Cimetière de l'été précédent
Le printemps me manque.
L'espèce de bouillie grise qui enveloppe Montréal depuis plusieurs
jours n'est pas ce que j'appelle le printemps. C'est sans doute
pour cette raison que j'ai entrepris, par un matin pas tout à fait
brumeux, de marcher jusqu'au métro Berri. Comme si je croyais que
cette bravade pouvait porter un coup terrible à la température
automnale et ainsi faire jaillir le printemps.
Ça faisait un bail que
je n'avais pas pris cette marche que je connais tellement par cœur
que d'ordinaire je ne remarque que très peu le paysage, sauf si, à
l'occasion je tombe sur un lever ou un coucher de soleil passablement
extraordinaire. Les gens, eux, je les vois tout le temps, mais le
décor, il m'arrive souvent de ne pas vraiment en tenir compte.
Bien entendu, l'air
ambiant était, disons, frisquet. Je n'avais d'autre choix que de
marcher d'un bon pas afin de me tenir au chaud. Et même s'il n'y
avait pas vraiment de brouillard, la grisaille de ce matin précis,
drapait les contours des édifices et et des véhicules d'un genre de
halo qui rendait tout un peu flou. Ça me rappelait l'image qu'on a
enfant d'un cimetière duquel les fantômes pourraient se lever à
tout moment, si tant est qu'on avait le courage de le regarder assez
longtemps ou encore de le traverser à la nuit tombée.
C'est dans cet état
d'esprit que je me suis rendue compte que j'arpentais effectivement
un cimetière. Partout autour de moi, les ancrages et autres poteaux
portaient les cadavres des vélos de l'été précédent. Les uns
étaient désarticulés, les autres démembrés. D'autres encore
simplement affaissés sur des roues crevées. Beaucoup de roues
solitaires, tristement attachées à un cadenas désormais inutiles.

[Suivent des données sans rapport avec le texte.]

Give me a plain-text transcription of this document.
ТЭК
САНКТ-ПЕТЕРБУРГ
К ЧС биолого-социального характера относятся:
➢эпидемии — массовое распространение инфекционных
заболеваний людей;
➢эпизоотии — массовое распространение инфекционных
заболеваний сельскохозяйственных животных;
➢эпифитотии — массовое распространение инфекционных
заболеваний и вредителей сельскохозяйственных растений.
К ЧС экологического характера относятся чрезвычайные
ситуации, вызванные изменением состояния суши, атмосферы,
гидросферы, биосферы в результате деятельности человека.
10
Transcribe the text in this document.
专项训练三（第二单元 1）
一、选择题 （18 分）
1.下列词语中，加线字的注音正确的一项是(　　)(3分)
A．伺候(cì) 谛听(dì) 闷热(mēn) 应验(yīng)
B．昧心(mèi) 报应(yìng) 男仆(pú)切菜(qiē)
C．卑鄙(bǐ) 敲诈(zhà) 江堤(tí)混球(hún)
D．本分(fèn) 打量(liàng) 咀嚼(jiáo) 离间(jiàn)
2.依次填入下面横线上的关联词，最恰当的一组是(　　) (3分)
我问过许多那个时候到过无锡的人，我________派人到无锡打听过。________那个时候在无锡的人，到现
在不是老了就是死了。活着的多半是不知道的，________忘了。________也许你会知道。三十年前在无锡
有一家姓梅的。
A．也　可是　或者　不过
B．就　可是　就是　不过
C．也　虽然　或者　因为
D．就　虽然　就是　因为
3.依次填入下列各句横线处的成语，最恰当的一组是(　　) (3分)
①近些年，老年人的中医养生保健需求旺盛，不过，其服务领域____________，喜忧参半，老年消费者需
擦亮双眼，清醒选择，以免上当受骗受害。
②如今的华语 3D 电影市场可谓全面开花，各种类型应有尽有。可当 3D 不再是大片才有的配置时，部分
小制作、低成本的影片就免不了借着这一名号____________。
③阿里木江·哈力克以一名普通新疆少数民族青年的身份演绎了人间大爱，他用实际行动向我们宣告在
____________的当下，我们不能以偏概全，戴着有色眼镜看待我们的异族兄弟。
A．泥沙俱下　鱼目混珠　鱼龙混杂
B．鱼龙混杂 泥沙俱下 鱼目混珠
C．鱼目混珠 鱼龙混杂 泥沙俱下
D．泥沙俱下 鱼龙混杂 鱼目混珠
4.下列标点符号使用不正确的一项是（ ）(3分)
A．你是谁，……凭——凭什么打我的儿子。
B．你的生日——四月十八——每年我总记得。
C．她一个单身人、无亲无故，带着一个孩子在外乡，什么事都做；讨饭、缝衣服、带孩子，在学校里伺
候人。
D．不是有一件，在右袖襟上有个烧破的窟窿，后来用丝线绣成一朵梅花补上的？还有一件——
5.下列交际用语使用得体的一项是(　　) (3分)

À leur base, souvent, un cerne de rouille quand la chaîne faisait
encore partie de la carcasse éventée.
Sans trop m'en
apercevoir, je me suis mise à les dénombrer, et à tenter de
m'imaginer l'histoire de ces bicyclettes laissées pour mortes sur
les pavés, ensevelies par les chutes de neige durant l'hiver rigoureux
que nous venons de traverser pour se rappeler à nos bons souvenirs
seulement maintenant que les trottoirs et les rues sont vraiment
dégagées.
J'ai abandonné mes
projets rendue à 30, surtout que je n'avais pas encore fait la
moitié du chemin. J'ai d'ailleurs pu constater que la population de
vélos morts augmentait dramatiquement aux abord de la station de
métro, comme si tous leurs anciens propriétaires s'étaient
collectivement découragés devant les avanies subies par leurs
précieux destriers en s'engouffrant dans les tunnels des métro,
comme pour oublier.
Je sais à quel point il
est désagréable de trouver un bout de vélo plutôt qu'un vélo
entier là où on l'avait laissé, mais il me semble que la base de
la civilité c'est d'en détacher les restants et de les mettre au
chemin pour les prochaines vidanges. Parce que même si ces cadavres
ne puent pas la putréfaction, ils contribuent largement à la
pollution visuelle.
Et ça, à mon sens, ça
rend le printemps encore plus triste qu'il ne l'est déjà.